Subtle as they are, the changes work. The Milan projects greater maturity and wealth than its FoMoCo donormobile. And compared to the redesigned Toyota Camry, whose front-end looks like a saggy-nosed boxer after years of cartilage pulverizing abuse, the Milan is elegantly beautiful.

Color has a Jekyll and Hyde effect on Milan’s mien. The more vibrant hues– Redfire Red, Ebony Black and Dark Blue Pearl– establish a welcome contrast to the crystalline headlight cluster and chrome accents, projecting the requisite eau de upmarket. Conversely, the bland non-color tones– Charcoal Beige, Dune Pearl, Light Tundra, Satellite Silver, Silver Frost or Tungsten Silver— create a pale and pasty pallet of pernicious pabulum.

The Milan’s interior is proof positive that Ford knows how to design and assemble a comfortable, graceful and ergonomic interior. OK, the panel gaps around the dash top cubby can be seen from outer space. And most of the luxury stuff that should be basic– automatic climate control, heated seats, leather wrapped steering wheel with secondary controls, etc.– is optional (bumping the Milan's price towards the Lincoln Fusion homonym). But there are some genuinely nice touches.

For example, the Milan’s center-mounted analog clock is so-not-plastic and the wood is. And kudos to Ford Mercury for the clever center storage bin that combines an MP3 jack, Nintendo-friendly power point and change holder.

The Milan’s elegant monochromatic gauges could use a touch of red, as in REDLINE. While it’s not a concern when driving a Milan equipped with a five-speed automatic, pistonheads opting for stick shift (available on the four cylinder engine) must rely on their ears to avoid triggering the engine’s self-preservation software.

As with the Fusion, the Milan comes in a choice of a 2.3-liter in-line four or a 3.0-liter Duratec V6. The four-cylinder mill produces a class appropriate power (160hp @ 6250rpm) and economy (23/31mpg). It revs effortlessly and remains suitably hushed at cruising speed.

Unfortunately, the manual transmission’s 3.31:1 first gear ratio is a little too much for an engine whose 150ft.-lbs. peak torque doesn’t arrive until 4250rpm. (Translation: unless you rev the engine and dump the clutch north of 3000rpm, you ain't going nowhere fast.)

The V6 Milan delivers an altogether different driving experience. Mated to a six-speed slushbox, the silken six-cylinder engine puts Toyota’s, Nissan’s and Honda’s mills to shame, redefining smooth, effortless, frugal and dependable power for the entire mid-size market.

Just kidding.

Don’t get me wrong: the Duratec is a fine engine. But discriminating buyers will notice that the Milan’s 221hp six banger quickly runs out of puff, especially compared to Honda Accord (244hp) Toyota Camry (268hp) and Nissan Altima (270hp). The Milan's mill is also a pretty thrashy unit, with a decidedly downmarket sonic signature.

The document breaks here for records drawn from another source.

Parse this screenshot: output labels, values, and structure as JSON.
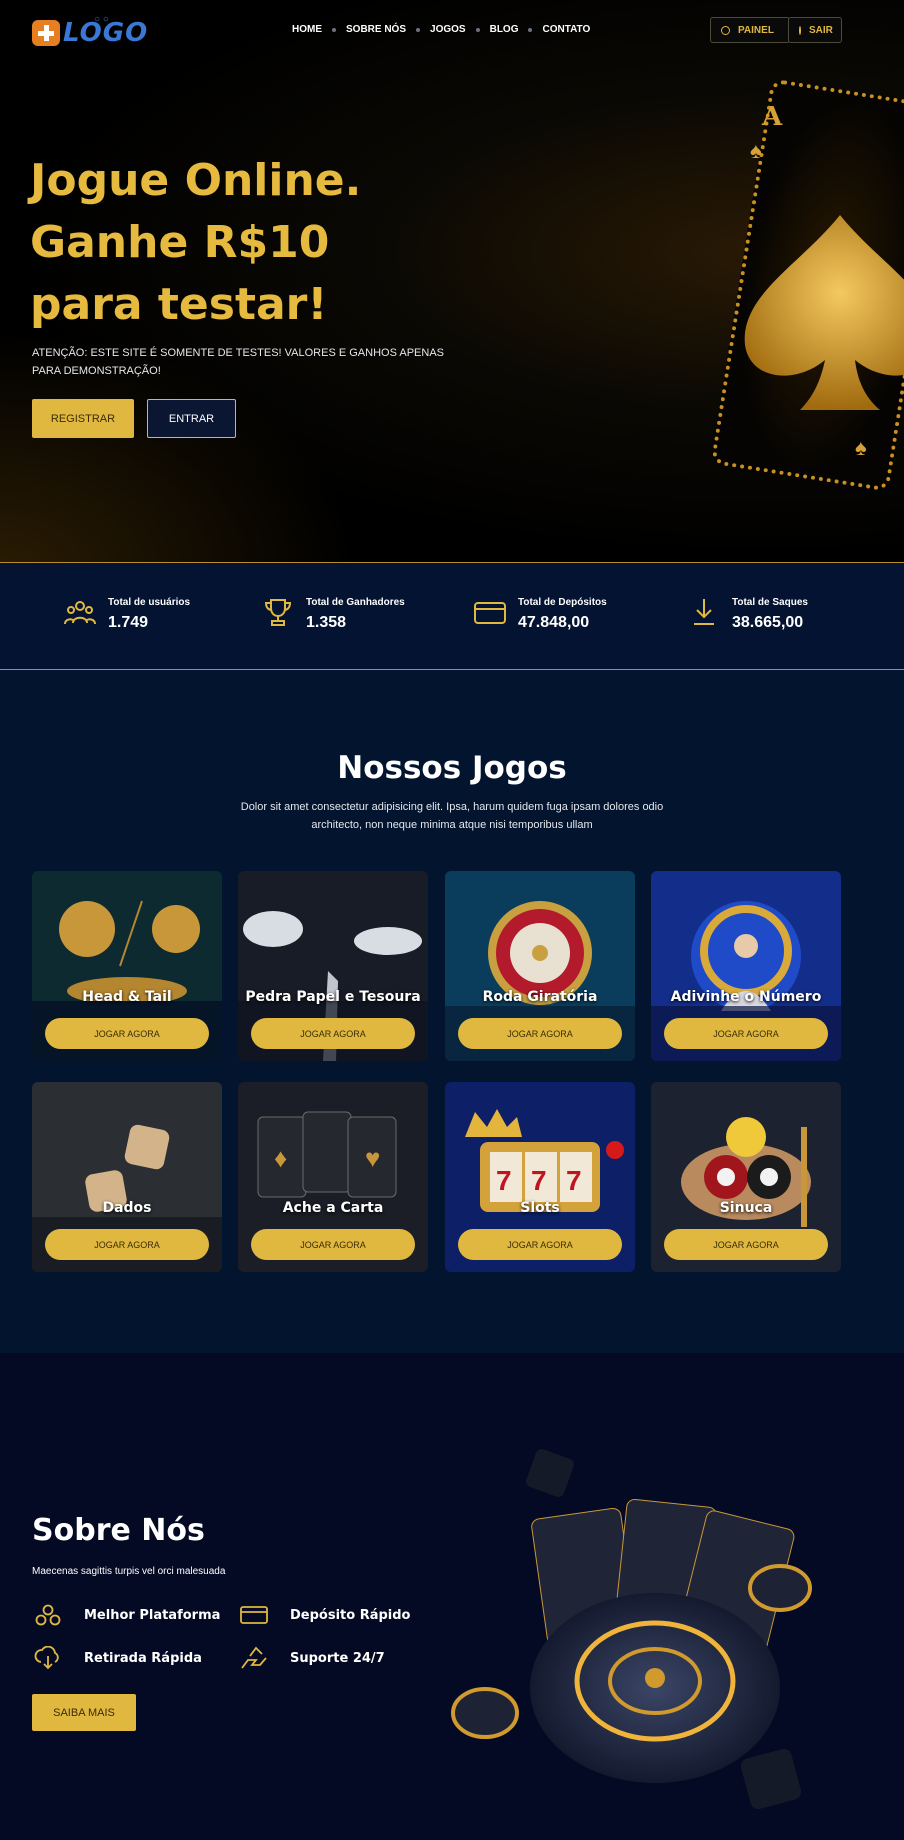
{
  "header": {
    "logo_text": "LOGO",
    "nav": [
      "HOME",
      "SOBRE NÓS",
      "JOGOS",
      "BLOG",
      "CONTATO"
    ],
    "painel_label": "PAINEL",
    "sair_label": "SAIR"
  },
  "hero": {
    "title": "Jogue Online. Ganhe R$10 para testar!",
    "subtitle": "ATENÇÃO: ESTE SITE É SOMENTE DE TESTES! VALORES E GANHOS APENAS PARA DEMONSTRAÇÃO!",
    "register_label": "REGISTRAR",
    "enter_label": "ENTRAR"
  },
  "stats": [
    {
      "label": "Total de usuários",
      "value": "1.749",
      "icon": "users-icon"
    },
    {
      "label": "Total de Ganhadores",
      "value": "1.358",
      "icon": "trophy-icon"
    },
    {
      "label": "Total de Depósitos",
      "value": "47.848,00",
      "icon": "credit-card-icon"
    },
    {
      "label": "Total de Saques",
      "value": "38.665,00",
      "icon": "download-icon"
    }
  ],
  "games": {
    "title": "Nossos Jogos",
    "description": "Dolor sit amet consectetur adipisicing elit. Ipsa, harum quidem fuga ipsam dolores odio architecto, non neque minima atque nisi temporibus ullam",
    "play_label": "JOGAR AGORA",
    "items": [
      {
        "name": "Head & Tail"
      },
      {
        "name": "Pedra Papel e Tesoura"
      },
      {
        "name": "Roda Giratória"
      },
      {
        "name": "Adivinhe o Número"
      },
      {
        "name": "Dados"
      },
      {
        "name": "Ache a Carta"
      },
      {
        "name": "Slots"
      },
      {
        "name": "Sinuca"
      }
    ]
  },
  "about": {
    "title": "Sobre Nós",
    "description": "Maecenas sagittis turpis vel orci malesuada",
    "features": [
      "Melhor Plataforma",
      "Depósito Rápido",
      "Retirada Rápida",
      "Suporte 24/7"
    ],
    "button_label": "SAIBA MAIS"
  },
  "colors": {
    "accent": "#e0b83f",
    "navy": "#03142f",
    "dark": "#040a23"
  }
}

While the Milan’s mechanical anemia should eliminate torque steer, it doesn’t. Under hard acceleration, the sedan's front end rises like a powerboat as the forward donuts scrabble for purchase. For less adrenal (read: older) buyers, it’s no biggie. These comfort-oriented customers will be well satisfied with the Milan’s sophisticated short and long arm (SLA) front and multi-link rear suspenders. So equipped, the magic carpet Milan surmounts highway irregularities with near-Camry refinement.

On the fun-to-drive side of things, the Milan carves corners with Accordian poise and precision. I'm not saying the mid-sized Merc begs to be whipped. But when your inner hooligan tempts your soul, the Milan has enough spring in its step to keep everyone heading in the right direction.

At the end of my test drive, I asked my handler why anyone would buy a Mercury Milan over a Ford Fusion. “Why eat with a plastic fork when you can dine with a silver spoon?” I reckon that depends on what and where you’re eating. And even if we accept the analogy, the Milan is, at best, a silver plated plastic fork.

Anyway, the bottom line: for around $600 over the Fusion SE, you can buy a few optional trim choices and a slightly nicer looking ride. And that’s about it. I don't know about you, but that doesn’t sound very glamorous to me.